Understanding Foreign Exchange Risk Exposure: Types and Examples

Types of Foreign Exchange Risk Exposure

  1. Types of foreign exchange risk exposure

Transaction Risk

Transaction Risk is the risk of an exchange rate changing between the transaction date and the subsequent settlement date. Thus, it is the gain or loss arising on conversion.

This type of risk is primarily associated with imports and exports. If a company exports goods on credit, then it has a figure for debtors in its accounts. The amount it will finally receive depends on the foreign exchange movement from the transaction date to the settlement date.

For example: Suppose there is a three-day interval between a transaction’s execution and settlement. The company is receiving payment in GBP, which they must repatriate into USD – their local currency. Transaction risk is the risk that the GBP-USD exchange rate will decrease during this three-day period.

Economic Risk

Economic Risk is the currency risk that results from exchange rate fluctuations affecting the pricing of products, the cost of inputs, and income from foreign assets.

For example, let’s assume American Company XYZ invests $1,000,000 in a manufacturing plant in the Congo. Aside from the business risk associated with making the plant profitable, Company XYZ is exposed to economic risk. The political environment could shift quickly, perhaps prompting the Congolese government to seize the plant or significantly change laws that affect Company XYZ’s ability to operate the plant. Likewise, hyperinflation could make it impossible to pay workers, or exchange rate circumstances could make it unprofitable to move profits out of the country.

Another example (presented in class by Professor Ali): Let’s assume that one visits London for a month to do shopping there. If during this time the value of GBP goes up, then shopping becomes more expensive for this person.

Translation Exposure

Translation Exposure is the currency risk that results when a firm translates financial statements denominated in a foreign currency into the functional currency of the parent firm, as part of consolidating international financial results.

Here is a simplified example of accounting exposure. Assume the domestic division of a multinational company incurs a net operating loss of $3,000. But at the same time, a foreign subsidiary of the company made a profit of 3,000 units of foreign currency. At the time, the exchange rate between the dollar and the foreign currency is 1 to 1. So the foreign subsidiary’s profit exactly cancels out the domestic division’s loss.
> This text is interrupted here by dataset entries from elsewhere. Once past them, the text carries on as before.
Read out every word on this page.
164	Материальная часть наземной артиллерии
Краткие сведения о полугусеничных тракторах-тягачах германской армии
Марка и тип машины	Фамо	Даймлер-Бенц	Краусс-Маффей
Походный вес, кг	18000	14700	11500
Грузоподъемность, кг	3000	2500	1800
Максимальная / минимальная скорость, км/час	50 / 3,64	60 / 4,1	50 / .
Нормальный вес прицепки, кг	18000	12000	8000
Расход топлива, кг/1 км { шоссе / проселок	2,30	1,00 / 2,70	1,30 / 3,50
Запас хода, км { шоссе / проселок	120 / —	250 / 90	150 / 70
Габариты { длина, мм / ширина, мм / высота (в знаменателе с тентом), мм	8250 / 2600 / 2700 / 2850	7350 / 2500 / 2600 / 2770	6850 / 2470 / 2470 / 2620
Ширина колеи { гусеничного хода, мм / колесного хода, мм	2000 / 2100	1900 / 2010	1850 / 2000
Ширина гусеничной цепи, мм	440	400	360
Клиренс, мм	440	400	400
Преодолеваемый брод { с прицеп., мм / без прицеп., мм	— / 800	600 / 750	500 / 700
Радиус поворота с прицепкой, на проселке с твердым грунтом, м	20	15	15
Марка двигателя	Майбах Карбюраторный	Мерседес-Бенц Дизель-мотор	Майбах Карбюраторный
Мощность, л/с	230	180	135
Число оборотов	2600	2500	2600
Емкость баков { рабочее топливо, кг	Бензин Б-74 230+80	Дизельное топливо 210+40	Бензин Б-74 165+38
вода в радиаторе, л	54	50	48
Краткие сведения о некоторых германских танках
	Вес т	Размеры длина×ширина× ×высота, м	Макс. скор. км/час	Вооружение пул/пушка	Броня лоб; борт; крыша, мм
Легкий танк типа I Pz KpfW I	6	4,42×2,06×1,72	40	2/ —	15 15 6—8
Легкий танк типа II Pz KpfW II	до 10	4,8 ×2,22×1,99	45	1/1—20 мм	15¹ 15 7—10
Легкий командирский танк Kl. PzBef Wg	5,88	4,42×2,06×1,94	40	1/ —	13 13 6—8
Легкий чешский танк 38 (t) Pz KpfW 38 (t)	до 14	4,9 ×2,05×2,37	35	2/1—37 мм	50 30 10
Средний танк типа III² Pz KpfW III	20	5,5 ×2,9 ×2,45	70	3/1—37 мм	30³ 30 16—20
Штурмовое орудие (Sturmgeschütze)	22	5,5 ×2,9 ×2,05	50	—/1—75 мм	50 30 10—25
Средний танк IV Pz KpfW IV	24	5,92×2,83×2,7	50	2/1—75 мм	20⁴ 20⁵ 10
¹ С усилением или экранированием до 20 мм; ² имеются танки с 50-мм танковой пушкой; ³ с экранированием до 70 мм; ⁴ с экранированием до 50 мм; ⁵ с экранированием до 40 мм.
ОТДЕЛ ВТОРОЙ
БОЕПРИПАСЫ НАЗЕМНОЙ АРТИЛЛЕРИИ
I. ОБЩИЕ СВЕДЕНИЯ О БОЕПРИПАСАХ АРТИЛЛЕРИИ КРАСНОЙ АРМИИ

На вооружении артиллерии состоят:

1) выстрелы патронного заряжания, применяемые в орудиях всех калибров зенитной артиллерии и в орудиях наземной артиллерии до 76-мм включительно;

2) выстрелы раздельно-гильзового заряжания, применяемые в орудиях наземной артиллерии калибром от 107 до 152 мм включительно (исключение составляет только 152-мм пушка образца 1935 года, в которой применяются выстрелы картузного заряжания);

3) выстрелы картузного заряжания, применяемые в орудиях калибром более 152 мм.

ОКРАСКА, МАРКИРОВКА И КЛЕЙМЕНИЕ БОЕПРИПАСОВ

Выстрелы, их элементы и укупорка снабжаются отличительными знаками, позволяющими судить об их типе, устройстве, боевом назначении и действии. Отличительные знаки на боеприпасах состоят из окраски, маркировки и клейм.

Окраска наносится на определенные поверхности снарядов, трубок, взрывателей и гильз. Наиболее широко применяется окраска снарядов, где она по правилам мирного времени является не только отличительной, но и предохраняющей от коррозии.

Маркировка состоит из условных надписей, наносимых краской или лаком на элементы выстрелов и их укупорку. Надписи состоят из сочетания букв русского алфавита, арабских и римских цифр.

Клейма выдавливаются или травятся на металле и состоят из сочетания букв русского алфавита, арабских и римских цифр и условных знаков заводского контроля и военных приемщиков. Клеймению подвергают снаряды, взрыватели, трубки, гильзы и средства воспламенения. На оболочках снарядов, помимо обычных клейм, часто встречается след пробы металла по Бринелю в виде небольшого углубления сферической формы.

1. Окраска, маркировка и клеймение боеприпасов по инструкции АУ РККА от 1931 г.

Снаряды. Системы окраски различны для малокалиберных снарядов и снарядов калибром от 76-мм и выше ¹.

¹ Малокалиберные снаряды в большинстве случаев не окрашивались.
Before the parent company consolidates its financial reports, the exchange rate between the dollar and the foreign currency changes. Now 1 unit of foreign currency is only worth $.50. Suddenly, the profit of the foreign subsidiary is only worth $1,500, and it no longer cancels out the domestic division’s loss. Now the company as a whole must report a loss. This is a simplified example of translation exposure.

Example: In class, Professor Ali presented a “paper” or “virtual” example of gain or loss in a following situation: Let’s assume that we own a villa in Florida that costs $100 million. Next year, the value for real estate in Florida goes down by 10%, and the villa now costs $90 million. Thus, if we plan to sell the villa, the 10% loss is our “paper” loss. Likewise, if real estate value goes up, we become richer on “paper.”